Opening Friday, Dec. 8

In 2003, a shady Hollywood creature named Tommy Wiseau wrote, directed, and starred in an independent film called The Room. It’s generally considered to be one of the worst films ever made, in both concept and execution. Still, in the years since its release, The Room has achieved cult status in the manner of other famously bad movies, like Showgirls or the entire output of Ed Wood.

The Disaster Artist is the story of the making of The Room, and it’s essentially an extended goof by director and star James Franco, who plays Wiseau with a long black vampire wig and a bizarre accent. He sounds like a Slavic James Dean on barbiturates. The story is told from the perspective of Greg Sestero (played by Franco’s brother, Dave), a nineteen-year-old Hollywood wannabe who meets the fortysomething Wiseau in an L.A. acting class. (The screenplay is partly based on Sestero’s memoir on the making of The Room.)

It’s all very meta and wink-wink, operating on a frequency of smug irony popularized in the nineties, the “so bad it’s good” thing Generation X inflicted upon popular culture. That was fun for a minute, but celebrating garbage gets old fast. You could make the case that the saga of The Room is a kind of off-Hollywood outsider art. The problem is that, while Wiseau may be an outsider, he’s not much of an artist. He’s a terrible actor who’s not interested in learning. He just wants to be famous.

If Wiseau is a disaster in front of the camera, he’s a tyrant behind it, throwing temper tantrums clearly modeled on internet clips of actual Hollywood tantrums. Everything he does is a cheap facsimile, a grotesque sketch of the Hollywood aesthetic America has been exporting to the world for a hundred years.

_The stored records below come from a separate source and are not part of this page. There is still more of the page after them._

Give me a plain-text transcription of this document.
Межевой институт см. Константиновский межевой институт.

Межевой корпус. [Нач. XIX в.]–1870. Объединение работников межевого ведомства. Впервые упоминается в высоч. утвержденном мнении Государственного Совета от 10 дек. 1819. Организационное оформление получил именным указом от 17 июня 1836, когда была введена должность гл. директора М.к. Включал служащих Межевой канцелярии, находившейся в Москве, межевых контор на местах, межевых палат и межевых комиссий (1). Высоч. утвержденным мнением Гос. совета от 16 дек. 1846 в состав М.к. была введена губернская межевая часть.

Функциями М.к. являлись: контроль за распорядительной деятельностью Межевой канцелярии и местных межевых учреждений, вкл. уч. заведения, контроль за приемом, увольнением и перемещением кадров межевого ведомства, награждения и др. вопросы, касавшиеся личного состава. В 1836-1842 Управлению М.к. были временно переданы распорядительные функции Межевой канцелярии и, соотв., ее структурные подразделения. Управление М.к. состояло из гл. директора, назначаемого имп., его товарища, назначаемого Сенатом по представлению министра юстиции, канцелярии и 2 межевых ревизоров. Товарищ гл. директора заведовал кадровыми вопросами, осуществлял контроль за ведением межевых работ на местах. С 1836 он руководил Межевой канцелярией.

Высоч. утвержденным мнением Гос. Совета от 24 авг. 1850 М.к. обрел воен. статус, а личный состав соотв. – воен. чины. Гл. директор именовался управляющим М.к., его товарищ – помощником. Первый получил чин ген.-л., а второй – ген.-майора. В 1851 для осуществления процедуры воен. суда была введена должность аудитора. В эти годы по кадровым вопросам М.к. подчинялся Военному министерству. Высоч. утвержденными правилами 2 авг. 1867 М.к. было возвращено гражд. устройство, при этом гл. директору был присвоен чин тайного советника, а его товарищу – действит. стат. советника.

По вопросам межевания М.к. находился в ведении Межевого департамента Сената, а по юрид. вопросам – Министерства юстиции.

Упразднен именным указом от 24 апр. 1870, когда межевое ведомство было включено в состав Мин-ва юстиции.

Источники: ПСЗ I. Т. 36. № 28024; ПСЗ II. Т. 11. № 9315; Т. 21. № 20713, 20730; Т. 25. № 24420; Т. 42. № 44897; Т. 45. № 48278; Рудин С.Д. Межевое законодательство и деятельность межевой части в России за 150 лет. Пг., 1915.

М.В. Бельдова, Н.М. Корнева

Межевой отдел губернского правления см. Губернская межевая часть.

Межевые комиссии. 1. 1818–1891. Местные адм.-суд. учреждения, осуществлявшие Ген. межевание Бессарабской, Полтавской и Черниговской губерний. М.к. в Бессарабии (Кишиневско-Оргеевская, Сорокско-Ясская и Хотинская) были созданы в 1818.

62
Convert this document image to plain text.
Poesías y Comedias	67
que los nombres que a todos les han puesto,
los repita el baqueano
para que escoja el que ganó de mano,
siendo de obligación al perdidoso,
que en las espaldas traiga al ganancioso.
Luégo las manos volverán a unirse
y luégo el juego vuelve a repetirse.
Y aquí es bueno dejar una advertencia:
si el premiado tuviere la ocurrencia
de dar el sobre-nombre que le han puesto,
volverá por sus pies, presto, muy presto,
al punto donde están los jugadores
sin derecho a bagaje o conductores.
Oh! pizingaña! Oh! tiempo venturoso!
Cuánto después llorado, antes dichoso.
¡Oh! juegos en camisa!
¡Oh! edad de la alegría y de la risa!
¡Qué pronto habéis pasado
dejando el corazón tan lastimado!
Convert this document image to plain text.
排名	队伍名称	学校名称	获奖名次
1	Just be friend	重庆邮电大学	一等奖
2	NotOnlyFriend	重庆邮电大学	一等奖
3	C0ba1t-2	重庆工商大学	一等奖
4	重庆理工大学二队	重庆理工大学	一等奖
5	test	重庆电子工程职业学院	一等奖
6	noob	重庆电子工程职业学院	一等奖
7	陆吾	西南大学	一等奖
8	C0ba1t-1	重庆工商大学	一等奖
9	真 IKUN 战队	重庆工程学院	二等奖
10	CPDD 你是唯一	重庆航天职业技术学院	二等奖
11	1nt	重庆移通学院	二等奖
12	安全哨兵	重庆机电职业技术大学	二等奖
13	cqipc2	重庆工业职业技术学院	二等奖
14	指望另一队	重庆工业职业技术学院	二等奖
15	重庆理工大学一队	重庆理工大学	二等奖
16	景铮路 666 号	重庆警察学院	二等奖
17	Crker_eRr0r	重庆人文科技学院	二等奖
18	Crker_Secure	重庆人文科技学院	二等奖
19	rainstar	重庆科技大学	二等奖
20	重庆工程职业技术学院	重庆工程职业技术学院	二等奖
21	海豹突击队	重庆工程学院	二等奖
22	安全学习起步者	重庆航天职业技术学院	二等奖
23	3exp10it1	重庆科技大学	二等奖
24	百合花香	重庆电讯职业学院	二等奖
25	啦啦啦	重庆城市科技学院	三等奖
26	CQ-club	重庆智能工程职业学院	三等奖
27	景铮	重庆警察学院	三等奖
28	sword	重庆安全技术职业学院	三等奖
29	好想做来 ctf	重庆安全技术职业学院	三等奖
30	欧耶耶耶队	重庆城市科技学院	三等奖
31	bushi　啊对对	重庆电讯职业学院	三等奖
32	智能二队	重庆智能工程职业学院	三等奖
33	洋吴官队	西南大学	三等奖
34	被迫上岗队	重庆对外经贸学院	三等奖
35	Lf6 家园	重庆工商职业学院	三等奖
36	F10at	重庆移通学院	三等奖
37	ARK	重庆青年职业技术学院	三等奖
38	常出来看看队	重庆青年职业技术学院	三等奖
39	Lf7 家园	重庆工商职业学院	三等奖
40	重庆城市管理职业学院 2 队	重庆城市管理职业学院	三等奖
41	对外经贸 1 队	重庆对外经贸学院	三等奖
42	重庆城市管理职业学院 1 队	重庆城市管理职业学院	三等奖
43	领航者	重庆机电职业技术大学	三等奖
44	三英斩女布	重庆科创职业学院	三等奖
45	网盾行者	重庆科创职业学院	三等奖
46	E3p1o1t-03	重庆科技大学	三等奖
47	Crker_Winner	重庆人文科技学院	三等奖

As portrayed in this movie, Wiseau is impossible to like. He’s just weird and mean, a rich hack with delusions of grandeur. So all we can really do is laugh at him, and on that level, The Disaster Artist is a pretty good time. Franco’s impression is very funny, Seth Rogan contributes some heroic straight-man work, and half of L.A. drops in for cameos. See if you can spot Sharon Stone. As a celebration of a bad movie, The Disaster Artist is OK, but the pointlessness of it all is hard to get past.